All unallocated PRBs are selected each timeThe largest PRB is allocated to the user, and the user rate is updated every time one PRB is allocated:
if the updated rate of the user does not satisfyThe user continues to be allocated PRBs. And if so, continuously repeating the steps to allocate the PRB to the rest users.
2) Allocating PRBs to SQ and BE users. Each time, a user is selected that satisfies the following conditions:
PRBprb that maximizes utility gain*Assigned to user k*And updating the rate and the utility of the user after allocation. And repeating the steps until the PRB is allocated.
When virtualization is used, PRBs are allocated according to the following implementation method:
1) initializing the utility of all users to be 0, and finding the utility after allocating resources when not virtualizedSet of users K greater than 0wv。

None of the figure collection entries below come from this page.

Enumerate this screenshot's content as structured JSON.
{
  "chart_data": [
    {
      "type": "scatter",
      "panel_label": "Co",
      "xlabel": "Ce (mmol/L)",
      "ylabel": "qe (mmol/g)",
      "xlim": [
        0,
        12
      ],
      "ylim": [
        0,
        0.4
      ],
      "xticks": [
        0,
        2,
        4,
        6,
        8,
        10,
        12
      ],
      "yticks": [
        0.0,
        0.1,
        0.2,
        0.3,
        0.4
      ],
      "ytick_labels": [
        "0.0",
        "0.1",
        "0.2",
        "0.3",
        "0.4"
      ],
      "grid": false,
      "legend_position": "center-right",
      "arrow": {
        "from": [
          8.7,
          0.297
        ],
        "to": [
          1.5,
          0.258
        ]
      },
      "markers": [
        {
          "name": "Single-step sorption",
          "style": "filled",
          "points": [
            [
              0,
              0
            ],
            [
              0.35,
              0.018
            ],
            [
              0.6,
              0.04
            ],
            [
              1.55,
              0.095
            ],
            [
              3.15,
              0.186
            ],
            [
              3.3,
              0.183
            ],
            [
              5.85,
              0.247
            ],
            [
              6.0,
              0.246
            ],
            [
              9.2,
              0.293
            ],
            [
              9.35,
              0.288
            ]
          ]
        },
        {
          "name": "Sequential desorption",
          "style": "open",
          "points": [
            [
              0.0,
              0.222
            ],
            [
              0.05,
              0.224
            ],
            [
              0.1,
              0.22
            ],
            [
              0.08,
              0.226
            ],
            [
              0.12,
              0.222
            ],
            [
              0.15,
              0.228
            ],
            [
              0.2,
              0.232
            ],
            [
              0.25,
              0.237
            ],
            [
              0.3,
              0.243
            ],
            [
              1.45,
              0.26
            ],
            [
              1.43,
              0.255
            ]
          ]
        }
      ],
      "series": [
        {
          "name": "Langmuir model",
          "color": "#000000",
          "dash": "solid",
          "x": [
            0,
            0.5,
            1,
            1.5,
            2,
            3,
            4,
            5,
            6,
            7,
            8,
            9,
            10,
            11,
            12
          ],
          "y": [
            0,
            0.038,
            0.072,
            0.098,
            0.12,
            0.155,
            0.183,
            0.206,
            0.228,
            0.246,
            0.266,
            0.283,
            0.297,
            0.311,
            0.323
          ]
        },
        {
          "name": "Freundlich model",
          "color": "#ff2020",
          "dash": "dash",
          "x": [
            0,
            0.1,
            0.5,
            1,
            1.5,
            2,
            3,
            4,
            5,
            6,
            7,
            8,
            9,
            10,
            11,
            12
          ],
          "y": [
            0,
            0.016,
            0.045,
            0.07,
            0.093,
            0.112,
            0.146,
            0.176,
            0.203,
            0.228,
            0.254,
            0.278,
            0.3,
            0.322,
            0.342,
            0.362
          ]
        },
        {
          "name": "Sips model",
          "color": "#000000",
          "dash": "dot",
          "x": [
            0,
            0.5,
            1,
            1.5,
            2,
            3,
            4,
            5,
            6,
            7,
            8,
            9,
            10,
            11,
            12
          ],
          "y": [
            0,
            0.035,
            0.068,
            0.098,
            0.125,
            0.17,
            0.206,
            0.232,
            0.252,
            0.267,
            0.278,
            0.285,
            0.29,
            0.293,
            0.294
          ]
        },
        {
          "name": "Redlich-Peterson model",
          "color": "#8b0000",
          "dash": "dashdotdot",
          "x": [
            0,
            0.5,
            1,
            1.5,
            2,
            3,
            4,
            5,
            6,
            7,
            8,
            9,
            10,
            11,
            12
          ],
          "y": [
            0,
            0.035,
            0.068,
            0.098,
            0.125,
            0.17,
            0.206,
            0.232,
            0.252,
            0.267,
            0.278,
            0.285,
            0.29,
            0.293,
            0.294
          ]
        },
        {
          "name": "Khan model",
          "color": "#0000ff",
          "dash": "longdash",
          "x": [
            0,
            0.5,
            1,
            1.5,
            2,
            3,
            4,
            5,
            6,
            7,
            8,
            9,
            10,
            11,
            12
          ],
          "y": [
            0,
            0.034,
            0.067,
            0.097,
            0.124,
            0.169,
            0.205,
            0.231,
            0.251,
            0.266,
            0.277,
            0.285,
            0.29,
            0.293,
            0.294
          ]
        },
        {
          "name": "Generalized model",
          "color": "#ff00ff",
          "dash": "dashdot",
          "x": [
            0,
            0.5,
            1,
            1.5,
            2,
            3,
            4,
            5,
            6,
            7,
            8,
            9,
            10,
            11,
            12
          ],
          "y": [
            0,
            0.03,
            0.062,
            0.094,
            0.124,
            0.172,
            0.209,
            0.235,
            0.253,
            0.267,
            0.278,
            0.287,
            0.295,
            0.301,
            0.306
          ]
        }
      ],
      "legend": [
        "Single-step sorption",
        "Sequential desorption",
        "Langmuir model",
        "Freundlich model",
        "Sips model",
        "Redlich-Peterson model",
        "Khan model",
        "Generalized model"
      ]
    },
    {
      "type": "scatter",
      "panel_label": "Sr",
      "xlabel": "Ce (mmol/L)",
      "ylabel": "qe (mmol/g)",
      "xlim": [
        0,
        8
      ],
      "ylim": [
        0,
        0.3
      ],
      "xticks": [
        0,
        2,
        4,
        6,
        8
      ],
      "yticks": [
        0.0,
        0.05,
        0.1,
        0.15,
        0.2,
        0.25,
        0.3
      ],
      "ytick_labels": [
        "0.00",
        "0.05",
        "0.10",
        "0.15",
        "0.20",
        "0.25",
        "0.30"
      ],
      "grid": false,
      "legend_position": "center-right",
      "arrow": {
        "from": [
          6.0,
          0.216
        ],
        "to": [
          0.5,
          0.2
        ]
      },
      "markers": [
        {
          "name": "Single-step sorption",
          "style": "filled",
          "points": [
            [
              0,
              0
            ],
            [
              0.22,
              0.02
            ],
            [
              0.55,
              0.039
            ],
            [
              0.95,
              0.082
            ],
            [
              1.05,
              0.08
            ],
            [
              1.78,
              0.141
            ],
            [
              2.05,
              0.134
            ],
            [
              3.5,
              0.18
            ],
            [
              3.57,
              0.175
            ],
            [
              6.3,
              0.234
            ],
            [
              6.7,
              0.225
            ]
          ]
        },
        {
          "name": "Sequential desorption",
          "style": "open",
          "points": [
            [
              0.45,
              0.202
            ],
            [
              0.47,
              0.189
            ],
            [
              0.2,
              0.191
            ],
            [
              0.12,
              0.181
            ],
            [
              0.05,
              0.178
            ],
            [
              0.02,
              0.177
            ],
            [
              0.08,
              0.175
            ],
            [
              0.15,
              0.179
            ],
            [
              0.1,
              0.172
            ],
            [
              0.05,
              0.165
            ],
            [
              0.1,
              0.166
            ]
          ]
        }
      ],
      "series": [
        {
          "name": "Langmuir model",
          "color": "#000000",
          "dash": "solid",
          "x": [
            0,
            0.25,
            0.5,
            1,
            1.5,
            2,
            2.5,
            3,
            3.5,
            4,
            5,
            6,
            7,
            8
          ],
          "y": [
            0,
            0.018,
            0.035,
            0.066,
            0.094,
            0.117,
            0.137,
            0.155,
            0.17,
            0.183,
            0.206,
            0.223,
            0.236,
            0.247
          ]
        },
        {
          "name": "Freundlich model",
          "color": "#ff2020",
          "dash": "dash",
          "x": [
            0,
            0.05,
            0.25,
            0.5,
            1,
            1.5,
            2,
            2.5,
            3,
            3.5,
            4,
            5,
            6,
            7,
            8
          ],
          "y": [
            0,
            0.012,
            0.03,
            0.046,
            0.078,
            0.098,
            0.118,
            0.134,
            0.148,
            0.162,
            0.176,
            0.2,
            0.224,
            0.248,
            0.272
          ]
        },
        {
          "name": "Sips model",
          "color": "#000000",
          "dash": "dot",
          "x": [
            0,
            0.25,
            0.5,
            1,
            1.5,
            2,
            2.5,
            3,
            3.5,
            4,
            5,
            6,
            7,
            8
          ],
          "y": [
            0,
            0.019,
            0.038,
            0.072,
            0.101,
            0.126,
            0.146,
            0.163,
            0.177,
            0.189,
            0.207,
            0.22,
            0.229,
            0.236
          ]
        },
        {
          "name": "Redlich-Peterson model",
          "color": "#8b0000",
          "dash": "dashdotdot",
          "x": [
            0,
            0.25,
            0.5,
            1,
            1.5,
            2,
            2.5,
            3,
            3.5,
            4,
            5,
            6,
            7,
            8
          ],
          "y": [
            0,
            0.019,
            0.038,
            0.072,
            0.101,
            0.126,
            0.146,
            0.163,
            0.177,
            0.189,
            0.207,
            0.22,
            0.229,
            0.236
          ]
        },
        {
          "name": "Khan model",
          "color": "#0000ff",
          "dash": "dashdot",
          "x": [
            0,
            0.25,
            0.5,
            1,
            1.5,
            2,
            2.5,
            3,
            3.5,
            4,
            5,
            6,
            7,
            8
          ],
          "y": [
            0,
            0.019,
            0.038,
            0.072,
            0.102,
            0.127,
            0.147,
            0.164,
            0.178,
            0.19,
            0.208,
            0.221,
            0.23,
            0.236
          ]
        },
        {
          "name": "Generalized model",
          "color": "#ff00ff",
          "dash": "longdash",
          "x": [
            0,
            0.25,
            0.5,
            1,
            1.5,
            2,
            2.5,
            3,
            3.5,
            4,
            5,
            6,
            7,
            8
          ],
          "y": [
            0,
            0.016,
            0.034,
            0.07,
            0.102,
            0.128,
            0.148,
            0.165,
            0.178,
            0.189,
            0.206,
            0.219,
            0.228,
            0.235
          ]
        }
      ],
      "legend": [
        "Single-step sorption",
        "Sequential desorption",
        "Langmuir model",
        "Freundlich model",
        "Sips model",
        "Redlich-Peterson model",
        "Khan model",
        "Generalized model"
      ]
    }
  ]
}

2) First give KwvThe users in the set are allocated PRBs. Cyclically allocating PRBs, each cycle first findingAnd current utility Uk,c,iAnd allocating the PRB with the maximum SINR of the user in the unallocated PRB set to the user with the maximum difference. The rate and utility of the user is updated. If the updated utility is satisfiedThe user is selected from the set KwvAnd (4) removing. If not, continuously and circularly allocating PRB according to the steps until KwvIs empty.
3) Remaining users are allocated PRBs, the utility and gain ratios for the current operators are first calculated βi' find proportion β of number of shared PRBsiAnd β'iAllocating a PRB to the operator user according to the respective spectrum resource allocation method of the operator when the operator does not use virtualization, and updating the utility and gain proportion β 'of each operator after allocation'i. And repeating the steps until all PRBs are allocated.